Energieverteilungsnetze sind heutzutage klassisch als Verteilungsnetze zur Versorgung von Endverbrauchern ausgelegt. Insbesondere die 2002 in Deutschland im Rahmen des EEG eingeführte Einspeisevergütung führt zu einer stark steigenden Anzahl an nicht direkt steuerbaren und bezüglich der Leistung stark fluktuierenden dezentralen Energieerzeugern – eine entgegengesetzte Leistungsflussrichtung muss bei dafür ursprünglich nicht ausgelegten Netzen eingeführt werden.
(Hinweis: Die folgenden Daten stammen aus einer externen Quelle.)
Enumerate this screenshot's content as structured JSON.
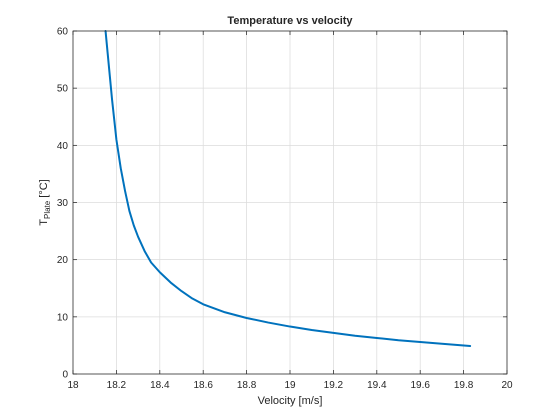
{
  "chart_data": {
    "type": "line",
    "title": "Temperature vs velocity",
    "xlabel": "Velocity [m/s]",
    "ylabel": {
      "main": "T",
      "subscript": "Plate",
      "suffix": " [°C]"
    },
    "xlim": [
      18,
      20
    ],
    "ylim": [
      0,
      60
    ],
    "xticks": [
      18,
      18.2,
      18.4,
      18.6,
      18.8,
      19,
      19.2,
      19.4,
      19.6,
      19.8,
      20
    ],
    "xtick_labels": [
      "18",
      "18.2",
      "18.4",
      "18.6",
      "18.8",
      "19",
      "19.2",
      "19.4",
      "19.6",
      "19.8",
      "20"
    ],
    "yticks": [
      0,
      10,
      20,
      30,
      40,
      50,
      60
    ],
    "ytick_labels": [
      "0",
      "10",
      "20",
      "30",
      "40",
      "50",
      "60"
    ],
    "grid": true,
    "line_color": "#0072BD",
    "series": [
      {
        "x": [
          18.15,
          18.16,
          18.17,
          18.18,
          18.19,
          18.2,
          18.22,
          18.24,
          18.26,
          18.28,
          18.3,
          18.33,
          18.36,
          18.4,
          18.45,
          18.5,
          18.55,
          18.6,
          18.7,
          18.8,
          18.9,
          19.0,
          19.1,
          19.2,
          19.3,
          19.4,
          19.5,
          19.6,
          19.7,
          19.83
        ],
        "y": [
          60,
          56,
          52,
          48,
          44.5,
          41,
          36,
          32,
          28.5,
          26,
          24,
          21.5,
          19.5,
          17.8,
          16.0,
          14.5,
          13.2,
          12.2,
          10.8,
          9.8,
          9.0,
          8.3,
          7.7,
          7.2,
          6.7,
          6.3,
          5.9,
          5.6,
          5.3,
          4.9
        ]
      }
    ]
  }
}
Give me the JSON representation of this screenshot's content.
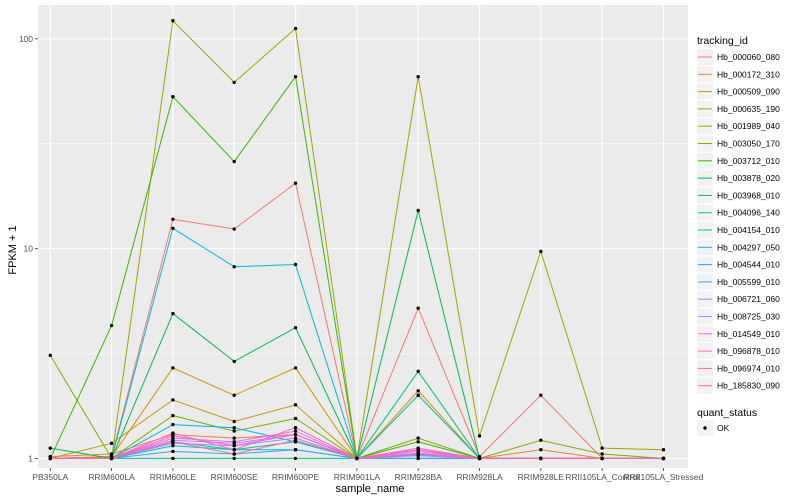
{
  "chart_data": {
    "type": "line",
    "xlabel": "sample_name",
    "ylabel": "FPKM + 1",
    "y_scale": "log10",
    "ylim": [
      0.9,
      145
    ],
    "y_ticks": [
      1,
      10,
      100
    ],
    "y_tick_labels": [
      "1",
      "10",
      "100"
    ],
    "categories": [
      "PB350LA",
      "RRIM600LA",
      "RRIM600LE",
      "RRIM600SE",
      "RRIM600PE",
      "RRIM901LA",
      "RRIM928BA",
      "RRIM928LA",
      "RRIM928LE",
      "RRII105LA_Control",
      "RRII105LA_Stressed"
    ],
    "series": [
      {
        "name": "Hb_000060_080",
        "color": "#F8766D",
        "values": [
          1.0,
          1.02,
          13.8,
          12.4,
          20.5,
          1.0,
          5.2,
          1.02,
          2.0,
          1.0,
          1.0
        ]
      },
      {
        "name": "Hb_000172_310",
        "color": "#EA8331",
        "values": [
          1.02,
          1.05,
          1.3,
          1.25,
          1.3,
          1.0,
          1.1,
          1.0,
          1.1,
          1.0,
          1.0
        ]
      },
      {
        "name": "Hb_000509_090",
        "color": "#D89000",
        "values": [
          1.0,
          1.02,
          2.7,
          2.0,
          2.7,
          1.0,
          2.1,
          1.0,
          1.0,
          1.0,
          1.0
        ]
      },
      {
        "name": "Hb_000635_190",
        "color": "#C09B00",
        "values": [
          1.0,
          1.18,
          1.9,
          1.5,
          1.8,
          1.0,
          2.0,
          1.0,
          1.0,
          1.0,
          1.0
        ]
      },
      {
        "name": "Hb_001989_040",
        "color": "#A3A500",
        "values": [
          1.0,
          1.0,
          122.0,
          62.0,
          112.0,
          1.0,
          66.0,
          1.28,
          9.7,
          1.12,
          1.1
        ]
      },
      {
        "name": "Hb_003050_170",
        "color": "#7CAE00",
        "values": [
          3.1,
          1.0,
          1.6,
          1.35,
          1.55,
          1.0,
          1.25,
          1.0,
          1.22,
          1.05,
          1.0
        ]
      },
      {
        "name": "Hb_003712_010",
        "color": "#39B600",
        "values": [
          1.0,
          4.3,
          53.0,
          26.0,
          66.0,
          1.0,
          1.2,
          1.0,
          1.0,
          1.0,
          1.0
        ]
      },
      {
        "name": "Hb_003878_020",
        "color": "#00BB4E",
        "values": [
          1.12,
          1.0,
          4.9,
          2.9,
          4.2,
          1.0,
          15.2,
          1.0,
          1.0,
          1.0,
          1.0
        ]
      },
      {
        "name": "Hb_003968_010",
        "color": "#00BF7D",
        "values": [
          1.0,
          1.0,
          1.0,
          1.0,
          1.0,
          1.0,
          2.6,
          1.0,
          1.0,
          1.0,
          1.0
        ]
      },
      {
        "name": "Hb_004096_140",
        "color": "#00C1A3",
        "values": [
          1.0,
          1.0,
          1.2,
          1.1,
          1.2,
          1.0,
          1.05,
          1.0,
          1.0,
          1.0,
          1.0
        ]
      },
      {
        "name": "Hb_004154_010",
        "color": "#00BFC4",
        "values": [
          1.0,
          1.0,
          1.15,
          1.1,
          1.1,
          1.0,
          2.0,
          1.0,
          1.0,
          1.0,
          1.0
        ]
      },
      {
        "name": "Hb_004297_050",
        "color": "#00BAE0",
        "values": [
          1.0,
          1.0,
          12.5,
          8.2,
          8.4,
          1.0,
          1.0,
          1.0,
          1.0,
          1.0,
          1.0
        ]
      },
      {
        "name": "Hb_004544_010",
        "color": "#00B0F6",
        "values": [
          1.0,
          1.0,
          1.45,
          1.4,
          1.2,
          1.0,
          1.0,
          1.0,
          1.0,
          1.0,
          1.0
        ]
      },
      {
        "name": "Hb_005599_010",
        "color": "#35A2FF",
        "values": [
          1.0,
          1.0,
          1.08,
          1.05,
          1.1,
          1.0,
          1.0,
          1.0,
          1.0,
          1.0,
          1.0
        ]
      },
      {
        "name": "Hb_006721_060",
        "color": "#9590FF",
        "values": [
          1.0,
          1.0,
          1.18,
          1.15,
          1.25,
          1.0,
          1.03,
          1.0,
          1.0,
          1.0,
          1.0
        ]
      },
      {
        "name": "Hb_008725_030",
        "color": "#C77CFF",
        "values": [
          1.0,
          1.0,
          1.22,
          1.18,
          1.3,
          1.0,
          1.06,
          1.0,
          1.0,
          1.0,
          1.0
        ]
      },
      {
        "name": "Hb_014549_010",
        "color": "#E76BF3",
        "values": [
          1.0,
          1.0,
          1.25,
          1.2,
          1.35,
          1.0,
          1.08,
          1.0,
          1.0,
          1.0,
          1.0
        ]
      },
      {
        "name": "Hb_096878_010",
        "color": "#FA62DB",
        "values": [
          1.0,
          1.0,
          1.32,
          1.1,
          1.4,
          1.0,
          1.12,
          1.0,
          1.0,
          1.0,
          1.0
        ]
      },
      {
        "name": "Hb_096974_010",
        "color": "#FF62BC",
        "values": [
          1.0,
          1.0,
          1.28,
          1.15,
          1.3,
          1.0,
          1.1,
          1.0,
          1.0,
          1.0,
          1.0
        ]
      },
      {
        "name": "Hb_185830_090",
        "color": "#FF6C91",
        "values": [
          1.0,
          1.0,
          1.2,
          1.05,
          1.22,
          1.0,
          1.04,
          1.0,
          1.0,
          1.0,
          1.0
        ]
      }
    ],
    "legend": {
      "title": "tracking_id",
      "position": "right"
    },
    "legend2": {
      "title": "quant_status",
      "items": [
        "OK"
      ]
    },
    "grid": true,
    "panel_background": "#EBEBEB",
    "grid_color": "#FFFFFF",
    "point_color": "#000000"
  }
}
Eine entsprechende Netzplanung ist durch die Vielzahl der möglichen Einzelfälle potenzieller dezentraler Energieerzeuger sowie durch die schwer prognostizierbaren Ausbaugrade bei Photovoltaik-Anlagen und der tag- sowie jahreszeitabhängigen Einspeiseleistungen ökonomisch nicht realistisch. Des Weiteren kommt hinzu, dass eine gesteuerte (zeitweise) Abschaltung dieser dezentralen Energieerzeuger sich nicht nur aus technischer Sicht komplex gestaltet, sondern insbesondere aus energiepolitischen, wirtschaftlichen sowie auch aus ökologischen Gesichtspunkten nicht vertretbar ist. Im Rahmen dieser Arbeit wird das Potential für Photovoltaik-Anlagen in Garmisch-Partenkirchen analysiert sowie eine Prognose zum weiteren Ausbau erarbeitet. Auf dieser Basis wird die Spannungsqualität im Versorgungsnetz der Gemeinde für einen prognostizierten Ausbau von Photovoltaik-Anlagen bis zum Jahr 2030 repräsentativ anhand mehrerer Teilnetze simulativ aufgebaut und beurteilt.